Tuesday 31 July 2018

Review of Tolkien: Maker of Middle Earth - edited by Catherine McIlwaine (Bodleian Library, Oxford University, 2018)

Tolkien: Maker of Middle Earth - edited by Catherine McIlwaine. Bodleian Library, Oxford University, 2018. pp 416.

This is a sumptuous, large format, beautifully illustrated 400 page book which serves as the catalogue for a current Tolkien exhibition at the Bodleian Library in Oxford - but it also serves as the single best, and best value, one-stop-shop for the visual material associated with JRR Tolkien.

Amongst other achievements, Maker of Middle Earth includes - in larger scale and at a higher quality of reproduction - much (not all) of the material from The Tolkien Family Album (1992) JRR Tolkien; artist and illustrator (1995). 

In addition it has some seventy pages of essays (by eminent scholars) on Tolkien's biography, the Inklings, Faery in Tolkien, the Elvish languages, the Northern spirit, and Tolkien as artist.

For me, there were several special pleasures in this book. The first was in seeing new-to-me photographs of Tolkien and his family - and seeing larger and sharper versions of many I was familiar with and especially like; such as JRRT asleep with toddler Christopher on a garden lounger in Northmoor Road.

I enjoyed seeing Tolkien wearing a tweed suit and digging a sandcastle on a (presumably chilly) 1925 summer holiday, with sons John and Michael. There are several characterful photographs of JRRT's mother; and of his young and beautiful wife Edith, showing why Tolkien regarded her as the inspiration for Luthien. In general, these family pictures are delightful, revealing the happiness, love and importance of this vital aspect of Tolkien's life (something which sets him apart from the other Inklings, and indeed from most other writers).

All my favourite Tolkien paintings, pen and pencil illustrations were there; and some examples of the complex doodles he distracted himself with, while trying to work on The Silmarillion

There are a lot of letters and manuscripts in facsimile - not just Tolkien's wondrous script; but an example from 1893 of his mother's fine and original penmanship, suggesting an hereditary element. And several 'fan letters' - mostly from now-famous people; the 19 year old Terry Pratchett, for example, evidently having been deeply moved by Smith of Wootton Major. Some letters were from children - I  liked these better.

(My letter to Tolkien didn't make the cut, I'm afraid - I wonder what I wrote? Questions about elves, I expect.)
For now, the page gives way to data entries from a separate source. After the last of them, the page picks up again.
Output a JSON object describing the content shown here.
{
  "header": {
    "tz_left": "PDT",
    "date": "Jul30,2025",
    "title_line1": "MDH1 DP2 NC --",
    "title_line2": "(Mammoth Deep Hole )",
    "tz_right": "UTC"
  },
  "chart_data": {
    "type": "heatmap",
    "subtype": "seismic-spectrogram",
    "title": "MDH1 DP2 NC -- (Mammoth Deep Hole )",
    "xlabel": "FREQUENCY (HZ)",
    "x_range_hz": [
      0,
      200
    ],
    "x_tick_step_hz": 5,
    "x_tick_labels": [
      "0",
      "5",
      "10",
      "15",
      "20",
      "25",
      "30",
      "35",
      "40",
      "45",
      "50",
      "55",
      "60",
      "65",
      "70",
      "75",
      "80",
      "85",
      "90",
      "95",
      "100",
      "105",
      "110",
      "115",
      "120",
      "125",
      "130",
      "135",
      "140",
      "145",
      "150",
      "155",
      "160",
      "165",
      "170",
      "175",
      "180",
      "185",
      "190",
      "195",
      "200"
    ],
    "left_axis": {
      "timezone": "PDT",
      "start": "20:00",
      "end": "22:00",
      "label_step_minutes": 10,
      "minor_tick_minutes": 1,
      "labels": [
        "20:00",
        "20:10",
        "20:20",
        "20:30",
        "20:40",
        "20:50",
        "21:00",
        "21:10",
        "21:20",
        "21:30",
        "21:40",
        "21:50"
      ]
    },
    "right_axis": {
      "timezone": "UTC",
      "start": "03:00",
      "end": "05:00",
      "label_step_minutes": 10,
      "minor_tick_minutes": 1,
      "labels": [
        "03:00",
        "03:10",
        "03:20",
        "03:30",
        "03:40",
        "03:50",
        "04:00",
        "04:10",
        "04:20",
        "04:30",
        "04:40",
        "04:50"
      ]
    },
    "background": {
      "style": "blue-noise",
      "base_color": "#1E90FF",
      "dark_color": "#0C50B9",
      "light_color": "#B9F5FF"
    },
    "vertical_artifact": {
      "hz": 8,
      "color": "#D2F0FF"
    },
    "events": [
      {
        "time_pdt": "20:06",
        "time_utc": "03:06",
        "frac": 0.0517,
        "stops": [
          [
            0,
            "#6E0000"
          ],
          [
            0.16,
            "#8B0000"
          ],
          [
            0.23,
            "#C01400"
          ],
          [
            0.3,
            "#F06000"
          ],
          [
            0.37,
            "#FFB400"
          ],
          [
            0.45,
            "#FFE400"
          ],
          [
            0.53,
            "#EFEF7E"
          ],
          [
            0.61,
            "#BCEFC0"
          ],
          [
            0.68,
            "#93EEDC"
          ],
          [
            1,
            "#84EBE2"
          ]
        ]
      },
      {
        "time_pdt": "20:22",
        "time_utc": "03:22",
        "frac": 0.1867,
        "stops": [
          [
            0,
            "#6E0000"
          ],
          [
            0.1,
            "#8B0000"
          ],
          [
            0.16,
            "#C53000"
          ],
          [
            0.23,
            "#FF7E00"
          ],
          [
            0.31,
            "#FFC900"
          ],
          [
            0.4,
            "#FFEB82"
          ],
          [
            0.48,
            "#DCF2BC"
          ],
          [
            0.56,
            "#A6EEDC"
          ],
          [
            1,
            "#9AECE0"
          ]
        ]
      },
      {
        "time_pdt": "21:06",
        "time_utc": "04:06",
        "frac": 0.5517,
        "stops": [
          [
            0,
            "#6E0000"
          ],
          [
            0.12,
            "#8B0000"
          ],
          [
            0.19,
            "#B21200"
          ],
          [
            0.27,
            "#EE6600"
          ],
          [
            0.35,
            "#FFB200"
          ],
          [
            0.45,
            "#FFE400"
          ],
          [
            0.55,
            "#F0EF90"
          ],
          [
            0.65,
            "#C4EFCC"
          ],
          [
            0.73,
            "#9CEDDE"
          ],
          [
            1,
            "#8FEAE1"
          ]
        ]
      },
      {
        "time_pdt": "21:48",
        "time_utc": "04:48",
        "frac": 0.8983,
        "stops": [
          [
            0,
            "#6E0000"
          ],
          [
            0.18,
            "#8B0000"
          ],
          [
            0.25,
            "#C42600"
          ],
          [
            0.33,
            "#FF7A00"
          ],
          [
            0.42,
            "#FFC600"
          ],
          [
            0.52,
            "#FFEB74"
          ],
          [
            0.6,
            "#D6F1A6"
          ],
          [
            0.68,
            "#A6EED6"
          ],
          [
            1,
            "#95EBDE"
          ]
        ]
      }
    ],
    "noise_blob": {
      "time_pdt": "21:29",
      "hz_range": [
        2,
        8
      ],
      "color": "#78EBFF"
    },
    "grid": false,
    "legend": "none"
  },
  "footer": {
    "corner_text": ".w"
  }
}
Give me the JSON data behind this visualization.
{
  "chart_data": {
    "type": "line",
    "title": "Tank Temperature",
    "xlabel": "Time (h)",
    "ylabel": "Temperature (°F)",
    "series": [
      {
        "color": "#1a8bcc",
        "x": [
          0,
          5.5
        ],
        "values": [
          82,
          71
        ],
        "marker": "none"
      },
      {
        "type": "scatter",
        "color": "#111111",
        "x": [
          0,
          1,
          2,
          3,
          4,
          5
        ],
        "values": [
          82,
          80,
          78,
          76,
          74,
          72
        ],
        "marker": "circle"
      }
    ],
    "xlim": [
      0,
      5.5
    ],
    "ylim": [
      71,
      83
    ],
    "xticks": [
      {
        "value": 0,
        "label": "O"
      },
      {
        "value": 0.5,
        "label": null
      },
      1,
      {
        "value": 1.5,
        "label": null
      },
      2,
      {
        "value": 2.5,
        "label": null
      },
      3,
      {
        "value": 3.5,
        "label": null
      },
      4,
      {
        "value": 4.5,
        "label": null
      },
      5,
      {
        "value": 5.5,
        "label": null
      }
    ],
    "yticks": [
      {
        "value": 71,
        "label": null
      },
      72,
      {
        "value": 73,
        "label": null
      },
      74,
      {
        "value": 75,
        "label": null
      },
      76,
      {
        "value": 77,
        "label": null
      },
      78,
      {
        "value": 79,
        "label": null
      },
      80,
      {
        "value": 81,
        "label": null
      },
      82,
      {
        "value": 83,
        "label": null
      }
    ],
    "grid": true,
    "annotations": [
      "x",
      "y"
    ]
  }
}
There are also maps! - sketch maps, drafts of maps, fragments of maps; reproduced in large scale and clearly. 

And there is something I have wanted to see again for a long time... the 1969 poster map of Middle Earth illustrated by Pauline Baynes (below). For many formative years this was a fixture on the wall of my bedroom - carted from place to place. I spent many an hour examining the pictures with a magnifying glass, to extract the last drop of detail... There was another similar, but not quite so good, poster of The Hobbit.

In sum, if you are know a Tolkien lover, and you will needing to buy him a Birthday/ Christmas present soon - look no further. And any reader of this blog will surely want to put Maker of Middle Earth onto his own Birthday/ Christmas list.


Howard Ramsey Sutherland said...

Is the Pauline Baynes map a fold-out? Otherwise, it's hard to see how its superb detail would all be legible. I'm a map-lover; my wife and our sons would say map-addict, and I don't really dispute them. I attribute that enjoyable addiction, which has never waned, to two things. One was ready access through schooldays to The Times Atlas of the World - the really good one from circa 1960, that was in several volumes - and Tolkien's Middle Earth maps. When I was 12, I made a laborious pencil-copy, freehand, of Tolkien's Middle Earth map from The Fellowship of the Ring. Not sure quite why, but it was something I felt pulled to do.
For map-lovers, it's hard to beat old (stress on that) Ordnance Survey maps.

Howard Ramsey Sutherland said...

Also hard to beat, for map-fanciers drawn to Albion as well as Middle Earth, are John Speed's ca. 1600 maps: http://www.lib.cam.ac.uk/collections/departments/maps/digital-maps/john-speed-proof-maps.

Wurmbrand said...

HRS, perhaps you would be interested in the distinction that has been proposed between topographic romances and cartographic romances:



I agree about the wonders of the Mid-Century Times Atlas -- five elephant folios bound in red. Would you believe that I acquired the set from a library book sale at, as I recall, 25 cents each?

Incidentally, the writing of topographic romances with English locales could be a way to advance "Albion Awakening"-type dispositions.